Someone wrote in [personal profile] truepenny 2006-07-06 07:37 pm (UTC)

Re: Real Life?

No, I'm not knee-jerking, and I'm not alone in the observation.

"Let’s face it. Women do not get along that well in real life. Women are bitchy. They are competitive. They do not tend to LOVE one another on sight. Sure it happens. Every once in a blue moon, but the cold hard facts are that women, especially when you group them into a pack, do not all love one another and get along famously." Sharon Long, Romancing the Blog

Full post is here: http://www.romancingtheblog.com/blog/?p=671

I lived through high school, college, and office jobs. It wasn't that rare to see best friends stab each other in the back. It didn't happen all the time, but it wasn't rare. It was drama.

As to stereotyping, any time you lump large groups of people into a class together, you've participated in stereotyping. Is it a stereotype to say that men are competitive and women are social? Yes. Is it a stereotype to suggest that men are cooperative and women competitive? Yes. Is either stereotype wrong? Not always, but isn't that how many stereotypes get started?

Believe me, I didn't intend to offend. Nor was I hoping to inspire pity. But it strikes me that in your quest for redefining, or un-defining, gender roles there is a question you're not asking, or at least, not answering.

You said: "There's another sense in which this issue does matter--and matters a lot--a sense that Virginia Woolf was talking about way back when and that we (women writers in the Anglo-American tradition) still haven't really come to grips with. I write more men than women because it's easier, and it's easier because ...

"Well?

"It's easier because Anglo-American narrative traditions support and expect a male protagonist. It's easier because the things we make stories about are traditionally male things. It's easier because I imprinted on male protagonists as a child far more strongly than on female. (Little Women and Anne of Green Gables did not do it for me. Tom Sawyer did.) It's easier because I, as a reader and writer, am conditioned to think about male protagonists. Part of my mind, down near the trapdoor to the subconsious, still thinks that men are more "interesting" than women.

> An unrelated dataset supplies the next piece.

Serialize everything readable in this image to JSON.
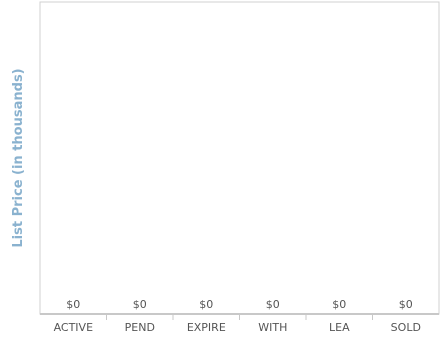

"For the record, this is complete and total bullshit."


You started to answer the question, then stopped yourself. The question is "Why?" Why is it easier for you to write a male narrator?

I return to my original quote from your post: "among the people I make up, a characteristic of men is that they will cooperate with the narrative. Women mostly won't. The female narrator of The Mirador was actually lying to me."

Why? Tell me I'm full of shit, that's fine. As long as you ask "Why?"